No wonder that Obama distanced himself from the Libyan disaster. In an interview with The Atlantic in early 2016, Obama was asked about possible mistakes of his presidency. “When I go back and I ask myself what went wrong… there’s room for criticism, because I had more faith in the Europeans, given Libya’s proximity, being invested in the follow-up.” He was even quoted calling Libya a “shit show”. If one remembers the UN Security Council Resolution 1973 which allowed all necessary measures to prevent human rights abuses, one has to wonder why the current human rights abuses are not considered worthy of intervention.
In this context, it is regrettable that the most important item on President Tajani’s agenda is to reduce migration instead of dismantling the criminal structures which allow for large-scale human trafficking and slave trade. In Libya, Britain and France, in particular, have lost any semblance of credibility when it comes to human rights and state-building. Perhaps it is a good sign that the European Parliament is putting the new Marshall Plan on the agenda. But this Marshall Plan, if ever implemented, may come too late, as climate change progresses.
Solidarity or fortress
However, inaction is not an option. What should the EU do?
First, the EU and its member states must under no circumstances strike a deal with any of the militias operating in Libya. The European Parliament should put pressure on France and the UK to finally take responsibility for the destruction of Libya and agree to an increased intake of African refugees. If the EU wants to seriously tackle mass drownings in the Mediterranean, it has to press for a more liberal approach towards legal immigration from Africa.
Legal routes for entering Europe must be seen as a viable option and facilitated in Africa in order to reduce human trafficking. In times of escalating xenophobia across member states, the supranational actors in the EU must dare to be the voice of reason and uphold the values of the EU whose community ethos is supposedly built upon inalienable human rights. This means Europe has to decide whether to opt for solidarity or become a fortress sealed off from Africa and paying autocrats and warlords to stop the refugee flow. So far, the latter seems to be closer to the truth. Solidarity would also mean solidarity with Italy and Greece who are bearing the brunt of the daily crisis in the Mediterranean.
Moreover, the EU has to stop European fishing vessels from contributing to the over-fishing across the West-African coastline. Loopholes in the regulatory environment must be closed. The EU should then aggressively pressure China to follow its example by drawing more attention to China’s opaque exploitation of African resources. Normative pressure can be used as geo-strategic leverage once sufficient credibility is established.
As for climate change, the EU will not be able to reverse it.

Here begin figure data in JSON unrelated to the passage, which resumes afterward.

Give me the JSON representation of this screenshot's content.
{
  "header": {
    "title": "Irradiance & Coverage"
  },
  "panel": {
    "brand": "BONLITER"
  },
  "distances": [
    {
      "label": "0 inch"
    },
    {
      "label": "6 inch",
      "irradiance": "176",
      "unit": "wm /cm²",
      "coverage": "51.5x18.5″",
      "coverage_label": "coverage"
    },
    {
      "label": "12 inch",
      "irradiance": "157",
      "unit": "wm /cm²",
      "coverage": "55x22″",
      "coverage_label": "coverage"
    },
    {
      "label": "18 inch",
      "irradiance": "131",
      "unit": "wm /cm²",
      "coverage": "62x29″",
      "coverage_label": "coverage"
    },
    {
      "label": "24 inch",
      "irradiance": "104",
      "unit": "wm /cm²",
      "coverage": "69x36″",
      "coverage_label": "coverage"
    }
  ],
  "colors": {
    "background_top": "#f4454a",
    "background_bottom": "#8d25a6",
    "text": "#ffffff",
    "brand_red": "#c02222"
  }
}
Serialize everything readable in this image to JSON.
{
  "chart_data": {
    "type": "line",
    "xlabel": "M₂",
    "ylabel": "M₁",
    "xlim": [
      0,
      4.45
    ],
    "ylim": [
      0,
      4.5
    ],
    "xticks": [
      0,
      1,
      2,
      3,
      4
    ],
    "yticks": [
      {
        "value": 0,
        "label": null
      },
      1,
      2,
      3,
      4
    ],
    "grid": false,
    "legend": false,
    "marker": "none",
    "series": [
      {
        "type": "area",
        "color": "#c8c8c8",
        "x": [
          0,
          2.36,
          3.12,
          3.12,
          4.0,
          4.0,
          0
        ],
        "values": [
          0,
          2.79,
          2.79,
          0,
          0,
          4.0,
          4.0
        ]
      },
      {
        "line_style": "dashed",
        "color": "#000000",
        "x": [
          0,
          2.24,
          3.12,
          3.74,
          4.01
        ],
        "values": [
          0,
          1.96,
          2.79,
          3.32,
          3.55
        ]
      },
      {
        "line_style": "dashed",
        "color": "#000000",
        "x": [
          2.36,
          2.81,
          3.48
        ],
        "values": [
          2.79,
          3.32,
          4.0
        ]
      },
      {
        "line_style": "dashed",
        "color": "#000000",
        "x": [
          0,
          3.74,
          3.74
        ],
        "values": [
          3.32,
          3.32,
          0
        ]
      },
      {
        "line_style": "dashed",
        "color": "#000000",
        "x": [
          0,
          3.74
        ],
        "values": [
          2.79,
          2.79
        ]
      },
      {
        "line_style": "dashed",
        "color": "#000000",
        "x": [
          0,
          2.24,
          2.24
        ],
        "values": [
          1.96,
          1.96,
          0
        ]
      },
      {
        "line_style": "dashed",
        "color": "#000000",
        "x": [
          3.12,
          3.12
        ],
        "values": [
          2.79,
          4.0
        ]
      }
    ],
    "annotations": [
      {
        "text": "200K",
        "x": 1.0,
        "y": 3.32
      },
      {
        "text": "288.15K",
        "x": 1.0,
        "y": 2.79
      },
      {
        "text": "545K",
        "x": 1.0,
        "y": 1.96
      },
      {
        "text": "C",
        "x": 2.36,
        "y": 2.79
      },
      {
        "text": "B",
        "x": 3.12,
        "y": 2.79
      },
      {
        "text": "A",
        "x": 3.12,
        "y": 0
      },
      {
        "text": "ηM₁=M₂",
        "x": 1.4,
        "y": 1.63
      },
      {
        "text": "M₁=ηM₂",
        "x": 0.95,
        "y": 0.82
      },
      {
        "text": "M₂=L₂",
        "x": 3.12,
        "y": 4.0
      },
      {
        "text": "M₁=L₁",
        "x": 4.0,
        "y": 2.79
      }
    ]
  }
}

Conservation biologist Guy McPherson famously considers the entire human species could become extinct in the near future due to abrupt and exponential climate change. We can take comfort in the fact that most climate change experts are slightly less pessimistic. But either way we have to come to terms with the unremitting nature of global warming. It will get much worse.
Alim Baluch is a teaching fellow at the University of Bath, specialising in German politics and society.